Within the world of online gambling it looks like mergers are becoming commonplace. More and more brands are looking to join forces for the greater good of gamblers around the world.Proving that they are no exception to the current trend, Ladbrokes and Coral are set to merge in a monumental move, but it seems that the expectant deal has hit a roadblock. The nearly done deal has been pushed back, as the UK’s Competition Markets Authority (CMA) has delayed the merger as it investigates the finer details of the arrangement.
CMA delay
The news of the delay (which has come as somewhat of a surprise to some) was announced earlier this week. Originally, it was expected that the CMA would give the merger the all clear on April 18th, but it clear that this timeline must now be readdressed.City A.M recently spoke an insider source that believed that the deal could be pushed back to the end of June, as both Ladbrokes and Coral await CMA approval.

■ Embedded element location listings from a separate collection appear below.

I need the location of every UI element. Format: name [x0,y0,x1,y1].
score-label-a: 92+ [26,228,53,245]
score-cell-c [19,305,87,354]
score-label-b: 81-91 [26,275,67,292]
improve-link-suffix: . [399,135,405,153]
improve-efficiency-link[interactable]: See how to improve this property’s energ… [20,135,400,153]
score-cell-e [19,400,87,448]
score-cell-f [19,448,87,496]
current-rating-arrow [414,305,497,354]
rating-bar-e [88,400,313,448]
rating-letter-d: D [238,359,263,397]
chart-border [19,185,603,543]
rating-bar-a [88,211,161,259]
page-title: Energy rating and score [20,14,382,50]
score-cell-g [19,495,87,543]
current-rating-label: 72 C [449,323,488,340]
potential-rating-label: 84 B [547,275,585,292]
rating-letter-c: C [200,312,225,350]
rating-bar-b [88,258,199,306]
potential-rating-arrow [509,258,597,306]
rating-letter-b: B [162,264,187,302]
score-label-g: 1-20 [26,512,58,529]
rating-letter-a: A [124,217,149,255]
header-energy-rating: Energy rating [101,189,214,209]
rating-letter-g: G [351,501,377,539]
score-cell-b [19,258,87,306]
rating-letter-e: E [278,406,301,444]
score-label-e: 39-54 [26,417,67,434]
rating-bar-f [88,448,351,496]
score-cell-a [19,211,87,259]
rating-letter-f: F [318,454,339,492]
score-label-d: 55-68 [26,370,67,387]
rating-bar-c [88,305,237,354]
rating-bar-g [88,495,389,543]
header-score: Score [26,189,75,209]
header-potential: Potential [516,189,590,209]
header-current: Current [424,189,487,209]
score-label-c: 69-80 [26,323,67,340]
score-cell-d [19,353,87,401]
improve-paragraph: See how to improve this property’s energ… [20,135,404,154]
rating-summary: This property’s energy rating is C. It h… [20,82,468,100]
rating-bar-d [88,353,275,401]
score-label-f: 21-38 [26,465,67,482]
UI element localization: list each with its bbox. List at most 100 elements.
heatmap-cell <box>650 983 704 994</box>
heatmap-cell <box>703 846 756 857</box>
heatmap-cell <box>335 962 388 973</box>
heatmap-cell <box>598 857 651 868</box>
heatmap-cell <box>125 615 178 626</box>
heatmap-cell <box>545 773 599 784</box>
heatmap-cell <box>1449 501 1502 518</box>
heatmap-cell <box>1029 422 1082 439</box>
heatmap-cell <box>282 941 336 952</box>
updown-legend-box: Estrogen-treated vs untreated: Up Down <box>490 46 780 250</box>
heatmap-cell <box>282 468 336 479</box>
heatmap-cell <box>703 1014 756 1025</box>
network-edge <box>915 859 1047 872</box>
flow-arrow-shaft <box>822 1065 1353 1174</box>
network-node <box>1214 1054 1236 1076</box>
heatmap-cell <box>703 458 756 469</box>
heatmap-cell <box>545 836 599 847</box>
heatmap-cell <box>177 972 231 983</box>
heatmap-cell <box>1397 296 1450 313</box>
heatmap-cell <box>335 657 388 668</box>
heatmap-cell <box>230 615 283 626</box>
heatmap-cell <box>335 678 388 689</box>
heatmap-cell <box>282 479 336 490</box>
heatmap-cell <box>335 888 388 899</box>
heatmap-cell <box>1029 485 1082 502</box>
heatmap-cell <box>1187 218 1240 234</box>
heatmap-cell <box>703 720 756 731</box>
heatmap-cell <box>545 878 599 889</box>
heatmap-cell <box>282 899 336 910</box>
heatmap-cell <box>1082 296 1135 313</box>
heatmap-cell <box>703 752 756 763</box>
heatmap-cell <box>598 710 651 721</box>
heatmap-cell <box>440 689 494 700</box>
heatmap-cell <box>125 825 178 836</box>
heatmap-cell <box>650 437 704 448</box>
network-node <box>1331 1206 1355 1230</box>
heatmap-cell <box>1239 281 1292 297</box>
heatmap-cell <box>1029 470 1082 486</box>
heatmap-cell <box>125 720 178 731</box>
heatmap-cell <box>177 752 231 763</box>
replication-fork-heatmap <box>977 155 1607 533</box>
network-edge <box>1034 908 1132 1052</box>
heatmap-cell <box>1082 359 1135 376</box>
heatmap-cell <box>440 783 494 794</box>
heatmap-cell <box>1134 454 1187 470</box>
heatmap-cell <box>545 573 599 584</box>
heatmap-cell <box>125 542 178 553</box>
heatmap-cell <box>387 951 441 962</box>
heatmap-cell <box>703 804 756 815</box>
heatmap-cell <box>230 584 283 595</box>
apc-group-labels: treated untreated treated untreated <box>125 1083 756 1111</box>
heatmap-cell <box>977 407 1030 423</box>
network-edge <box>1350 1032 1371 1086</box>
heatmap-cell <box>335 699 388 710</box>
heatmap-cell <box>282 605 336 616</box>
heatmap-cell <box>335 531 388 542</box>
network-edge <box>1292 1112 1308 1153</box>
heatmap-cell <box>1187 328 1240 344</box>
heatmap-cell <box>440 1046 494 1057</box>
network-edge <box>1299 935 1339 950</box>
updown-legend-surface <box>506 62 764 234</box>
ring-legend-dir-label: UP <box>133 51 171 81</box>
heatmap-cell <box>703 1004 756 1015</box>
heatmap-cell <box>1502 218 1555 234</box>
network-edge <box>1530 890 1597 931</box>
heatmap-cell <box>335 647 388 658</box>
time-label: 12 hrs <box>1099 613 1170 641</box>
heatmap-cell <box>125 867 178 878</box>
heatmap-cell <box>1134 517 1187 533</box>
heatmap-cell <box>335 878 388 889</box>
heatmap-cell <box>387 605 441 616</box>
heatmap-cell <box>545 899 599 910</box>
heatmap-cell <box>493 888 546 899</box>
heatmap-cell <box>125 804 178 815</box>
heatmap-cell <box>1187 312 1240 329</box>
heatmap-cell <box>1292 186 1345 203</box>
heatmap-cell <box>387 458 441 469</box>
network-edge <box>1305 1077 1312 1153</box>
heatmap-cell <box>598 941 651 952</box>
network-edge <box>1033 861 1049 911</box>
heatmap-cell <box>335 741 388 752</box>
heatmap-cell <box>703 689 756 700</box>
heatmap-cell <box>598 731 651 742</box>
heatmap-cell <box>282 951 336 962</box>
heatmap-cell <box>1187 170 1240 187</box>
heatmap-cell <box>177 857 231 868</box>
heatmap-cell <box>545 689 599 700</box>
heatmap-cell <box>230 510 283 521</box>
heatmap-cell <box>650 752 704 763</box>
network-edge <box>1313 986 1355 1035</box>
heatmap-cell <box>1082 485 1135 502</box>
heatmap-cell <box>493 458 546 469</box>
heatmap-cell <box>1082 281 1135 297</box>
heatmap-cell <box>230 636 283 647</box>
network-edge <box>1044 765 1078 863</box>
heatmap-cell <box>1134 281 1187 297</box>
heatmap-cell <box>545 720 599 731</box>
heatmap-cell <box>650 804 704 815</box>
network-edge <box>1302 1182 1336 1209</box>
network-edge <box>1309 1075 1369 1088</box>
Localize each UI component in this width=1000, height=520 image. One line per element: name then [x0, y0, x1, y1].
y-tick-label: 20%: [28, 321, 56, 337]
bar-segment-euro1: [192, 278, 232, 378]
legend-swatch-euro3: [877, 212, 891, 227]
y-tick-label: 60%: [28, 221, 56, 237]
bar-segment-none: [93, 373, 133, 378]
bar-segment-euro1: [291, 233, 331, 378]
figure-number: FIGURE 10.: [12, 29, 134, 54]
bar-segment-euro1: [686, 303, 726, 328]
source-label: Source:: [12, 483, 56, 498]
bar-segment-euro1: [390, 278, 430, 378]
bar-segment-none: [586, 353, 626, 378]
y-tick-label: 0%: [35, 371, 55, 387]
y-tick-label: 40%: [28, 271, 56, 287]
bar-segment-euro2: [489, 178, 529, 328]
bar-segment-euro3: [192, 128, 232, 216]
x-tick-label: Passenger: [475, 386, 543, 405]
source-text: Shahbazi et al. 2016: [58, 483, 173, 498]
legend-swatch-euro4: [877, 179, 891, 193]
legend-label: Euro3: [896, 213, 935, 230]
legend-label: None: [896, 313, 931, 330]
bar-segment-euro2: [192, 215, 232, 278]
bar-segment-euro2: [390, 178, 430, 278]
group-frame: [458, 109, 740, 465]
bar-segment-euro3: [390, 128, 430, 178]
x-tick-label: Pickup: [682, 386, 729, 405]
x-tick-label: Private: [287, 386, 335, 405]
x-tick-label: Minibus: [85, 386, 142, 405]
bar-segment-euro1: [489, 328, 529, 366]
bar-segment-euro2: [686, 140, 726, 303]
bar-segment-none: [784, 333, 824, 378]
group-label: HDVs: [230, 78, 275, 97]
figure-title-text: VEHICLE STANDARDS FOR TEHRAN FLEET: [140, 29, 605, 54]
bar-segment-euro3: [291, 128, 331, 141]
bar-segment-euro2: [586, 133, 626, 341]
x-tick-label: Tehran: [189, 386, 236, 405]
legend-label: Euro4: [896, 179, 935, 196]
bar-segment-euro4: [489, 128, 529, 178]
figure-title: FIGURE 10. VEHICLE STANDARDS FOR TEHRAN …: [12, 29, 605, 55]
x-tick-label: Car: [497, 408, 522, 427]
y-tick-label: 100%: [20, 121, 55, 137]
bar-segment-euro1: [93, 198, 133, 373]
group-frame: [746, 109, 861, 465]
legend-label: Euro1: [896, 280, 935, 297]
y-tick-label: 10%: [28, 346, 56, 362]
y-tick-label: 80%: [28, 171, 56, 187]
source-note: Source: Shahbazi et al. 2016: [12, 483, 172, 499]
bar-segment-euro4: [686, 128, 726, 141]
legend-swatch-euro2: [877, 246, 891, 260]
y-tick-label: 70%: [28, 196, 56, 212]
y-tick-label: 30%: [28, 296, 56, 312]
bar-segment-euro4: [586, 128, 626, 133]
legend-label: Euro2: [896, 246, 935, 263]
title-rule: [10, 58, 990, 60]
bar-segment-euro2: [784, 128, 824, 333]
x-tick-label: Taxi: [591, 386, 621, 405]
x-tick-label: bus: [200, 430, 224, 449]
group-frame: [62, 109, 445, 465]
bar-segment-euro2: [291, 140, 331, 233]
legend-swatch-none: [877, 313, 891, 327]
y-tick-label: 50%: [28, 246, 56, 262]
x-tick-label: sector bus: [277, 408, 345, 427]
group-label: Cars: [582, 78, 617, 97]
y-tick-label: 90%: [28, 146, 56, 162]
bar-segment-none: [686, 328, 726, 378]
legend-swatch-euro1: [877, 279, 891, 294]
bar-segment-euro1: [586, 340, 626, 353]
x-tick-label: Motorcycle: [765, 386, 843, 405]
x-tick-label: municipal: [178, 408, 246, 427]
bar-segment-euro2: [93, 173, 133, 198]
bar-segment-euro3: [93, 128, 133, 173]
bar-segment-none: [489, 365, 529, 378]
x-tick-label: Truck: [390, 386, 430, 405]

What the CMA seems to be uncomfortable with is the fact that the end outcome of the merger sees the new company have a potential monopoly on high street gambling.
Betting shop uncertainty
According to reports almost 4,000 betting shops would need to be cut to address these concerns, while the UK watchdog may require 1,000 more shops to be sold in order to ensure that the market remains both healthy and competitive. The merger of Ladbrokes and Coral is seen as a wise move for both companies, as in size the new company would jump ahead of William Hill. However, it is William Hill that have objected to the merger, as they are concerned about what the deal would mean for the future of high street gambling in the UK.